La négociation ne doit pas s'orienter vers la création d'ersatz de passeport. La possibilité est évoquée, notamment par les autorités britanniques, d'une forme d'équivalence globale pour les services financiers, ou de reconnaissance mutuelle globale. Il s'agirait de dire que, grosso modo, les règles britanniques et européennes sont équivalentes et qu'elles produisent des résultats analogues. Cependant, notre secteur est extraordinairement régulé et extraordinairement supervisé. Les distorsions de concurrence peuvent donc résider dans les détails. Les règles générales – qui figurent dans les directives et les règlements – peuvent très bien rester exactement les mêmes, mais n'oublions pas les règles dites « de niveau 2 », arrêtées par les autorités comme l'Autorité bancaire européenne ou l'ESMA. Évidemment, si un acteur accède au marché dans les mêmes conditions que les autres sans être obligé d'appliquer les règles de niveau 2, cela peut créer des distorsions majeures de concurrence.

Au-delà, la façon dont les autorités de supervision interagissent avec les acteurs est tout à fait essentielle. Nous le voyons bien avec l'Union bancaire, instaurée en 2014. Bien que les règles de base soient les mêmes au sein de l'Union européenne, bien qu'une convergence des pratiques des superviseurs ait été organisée entre autorités de niveau 2, ce n'est au fond que maintenant que nous avons le même superviseur à Francfort dans la zone euro que l'on voit véritablement converger la supervision avec, parfois, des enjeux concurrentiels très importants. Comme souvent, le diable peut donc être dans les détails et, si des équivalences doivent être accordées, il faudra vérifier que les règles sont pareillement appliquées. Selon nous, les équivalences ne peuvent être que sectorielles et adaptées. Aujourd'hui, les directives ouvrent un certain nombre de possibilités d'équivalences mais elles n'ont pas du tout été conçues pour tenir compte d'un marché aussi important – en réalité, un marché dominant – que le marché britannique des services financiers. Une revue de ces règles d'équivalence sera donc nécessaire. Il faudra aussi une mobilisation très forte des autorités européennes et probablement, en l'occurrence, de la Commission pour s'assurer ensuite que l'équivalence reste réelle. Il faudra également que les règles prévoient le cas où l'équivalence cesserait et les conséquences qui en découleraient.

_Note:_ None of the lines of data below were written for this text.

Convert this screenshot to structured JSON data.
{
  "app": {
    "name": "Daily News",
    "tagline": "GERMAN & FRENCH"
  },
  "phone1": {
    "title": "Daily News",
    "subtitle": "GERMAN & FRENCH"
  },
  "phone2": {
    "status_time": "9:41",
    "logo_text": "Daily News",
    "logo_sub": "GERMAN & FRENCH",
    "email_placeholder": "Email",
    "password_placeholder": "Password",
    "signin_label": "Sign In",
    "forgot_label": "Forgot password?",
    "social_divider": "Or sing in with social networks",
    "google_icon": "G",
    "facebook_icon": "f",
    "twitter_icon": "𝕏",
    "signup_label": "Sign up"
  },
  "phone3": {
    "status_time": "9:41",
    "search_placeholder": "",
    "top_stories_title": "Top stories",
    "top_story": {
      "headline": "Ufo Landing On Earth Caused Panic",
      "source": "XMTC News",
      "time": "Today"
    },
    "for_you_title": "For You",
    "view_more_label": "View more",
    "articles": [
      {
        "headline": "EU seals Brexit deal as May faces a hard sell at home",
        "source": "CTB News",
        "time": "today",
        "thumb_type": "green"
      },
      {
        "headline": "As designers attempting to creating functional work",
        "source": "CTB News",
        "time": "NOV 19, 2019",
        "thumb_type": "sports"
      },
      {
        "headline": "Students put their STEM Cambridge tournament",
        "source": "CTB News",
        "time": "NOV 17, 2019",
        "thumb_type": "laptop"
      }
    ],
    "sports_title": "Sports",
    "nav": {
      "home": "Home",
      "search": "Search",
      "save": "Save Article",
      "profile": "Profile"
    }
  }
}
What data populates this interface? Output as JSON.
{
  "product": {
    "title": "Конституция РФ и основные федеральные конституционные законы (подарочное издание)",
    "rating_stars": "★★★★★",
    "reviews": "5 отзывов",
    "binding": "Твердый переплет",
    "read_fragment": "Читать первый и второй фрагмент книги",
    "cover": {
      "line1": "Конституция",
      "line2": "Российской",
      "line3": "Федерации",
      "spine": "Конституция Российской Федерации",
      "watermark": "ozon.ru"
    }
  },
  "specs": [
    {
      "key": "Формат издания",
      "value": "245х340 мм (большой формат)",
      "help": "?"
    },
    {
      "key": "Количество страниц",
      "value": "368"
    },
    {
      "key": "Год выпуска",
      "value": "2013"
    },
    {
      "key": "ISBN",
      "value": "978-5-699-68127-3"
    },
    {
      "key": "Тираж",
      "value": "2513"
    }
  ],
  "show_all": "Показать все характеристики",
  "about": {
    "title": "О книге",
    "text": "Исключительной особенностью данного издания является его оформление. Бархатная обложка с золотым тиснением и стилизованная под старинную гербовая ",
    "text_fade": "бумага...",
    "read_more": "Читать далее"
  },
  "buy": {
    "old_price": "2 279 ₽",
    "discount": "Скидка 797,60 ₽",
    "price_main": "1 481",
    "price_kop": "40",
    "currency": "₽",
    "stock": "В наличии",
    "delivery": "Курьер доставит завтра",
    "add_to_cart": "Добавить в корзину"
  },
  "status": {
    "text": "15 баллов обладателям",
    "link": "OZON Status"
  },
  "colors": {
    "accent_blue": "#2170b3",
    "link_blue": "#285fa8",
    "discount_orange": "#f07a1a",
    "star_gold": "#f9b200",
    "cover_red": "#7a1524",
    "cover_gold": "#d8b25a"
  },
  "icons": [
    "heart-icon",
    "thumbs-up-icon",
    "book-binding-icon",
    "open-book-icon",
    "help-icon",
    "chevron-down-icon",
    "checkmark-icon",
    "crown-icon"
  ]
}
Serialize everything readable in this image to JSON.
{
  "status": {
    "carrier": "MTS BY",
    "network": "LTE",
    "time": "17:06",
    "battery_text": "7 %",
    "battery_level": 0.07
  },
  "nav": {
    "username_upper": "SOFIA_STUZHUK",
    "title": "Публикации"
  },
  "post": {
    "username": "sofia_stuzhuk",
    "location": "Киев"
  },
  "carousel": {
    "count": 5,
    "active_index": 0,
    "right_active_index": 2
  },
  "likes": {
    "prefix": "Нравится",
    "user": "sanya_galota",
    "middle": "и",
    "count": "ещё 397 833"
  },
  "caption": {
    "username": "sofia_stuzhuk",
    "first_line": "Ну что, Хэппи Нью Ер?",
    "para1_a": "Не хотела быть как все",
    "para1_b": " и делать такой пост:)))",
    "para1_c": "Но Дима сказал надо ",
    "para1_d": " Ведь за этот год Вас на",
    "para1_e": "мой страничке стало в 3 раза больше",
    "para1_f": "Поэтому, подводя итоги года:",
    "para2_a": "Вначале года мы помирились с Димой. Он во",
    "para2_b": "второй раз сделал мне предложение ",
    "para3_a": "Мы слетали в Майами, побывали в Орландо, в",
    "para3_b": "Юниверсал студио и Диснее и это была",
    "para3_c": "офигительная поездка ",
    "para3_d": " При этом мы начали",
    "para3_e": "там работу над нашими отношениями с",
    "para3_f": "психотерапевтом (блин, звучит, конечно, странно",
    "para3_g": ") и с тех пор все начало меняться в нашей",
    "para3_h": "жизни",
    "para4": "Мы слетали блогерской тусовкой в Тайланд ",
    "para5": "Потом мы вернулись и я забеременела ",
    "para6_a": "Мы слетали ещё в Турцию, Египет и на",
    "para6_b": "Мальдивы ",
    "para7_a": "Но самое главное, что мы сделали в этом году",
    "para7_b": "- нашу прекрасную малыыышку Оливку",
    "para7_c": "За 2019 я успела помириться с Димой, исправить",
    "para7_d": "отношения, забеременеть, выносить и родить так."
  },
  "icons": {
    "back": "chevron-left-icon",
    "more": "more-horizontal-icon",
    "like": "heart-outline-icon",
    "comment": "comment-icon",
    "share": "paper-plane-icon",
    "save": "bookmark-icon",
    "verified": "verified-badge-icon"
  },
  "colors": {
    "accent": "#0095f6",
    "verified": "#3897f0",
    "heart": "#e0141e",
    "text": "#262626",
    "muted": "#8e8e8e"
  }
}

Vous le voyez, nous sommes à la fois face à des enjeux très stratégiques – l'Union des marchés de capitaux, l'ambition que doit se fixer l'Europe, y compris pour assurer son indépendance, puisque le développement de marchés de capitaux en Europe est nécessaire au financement de l'économie – et face à des questions très précises et très fines de réglementation et de supervision, potentiellement très importantes pour les conditions de concurrence.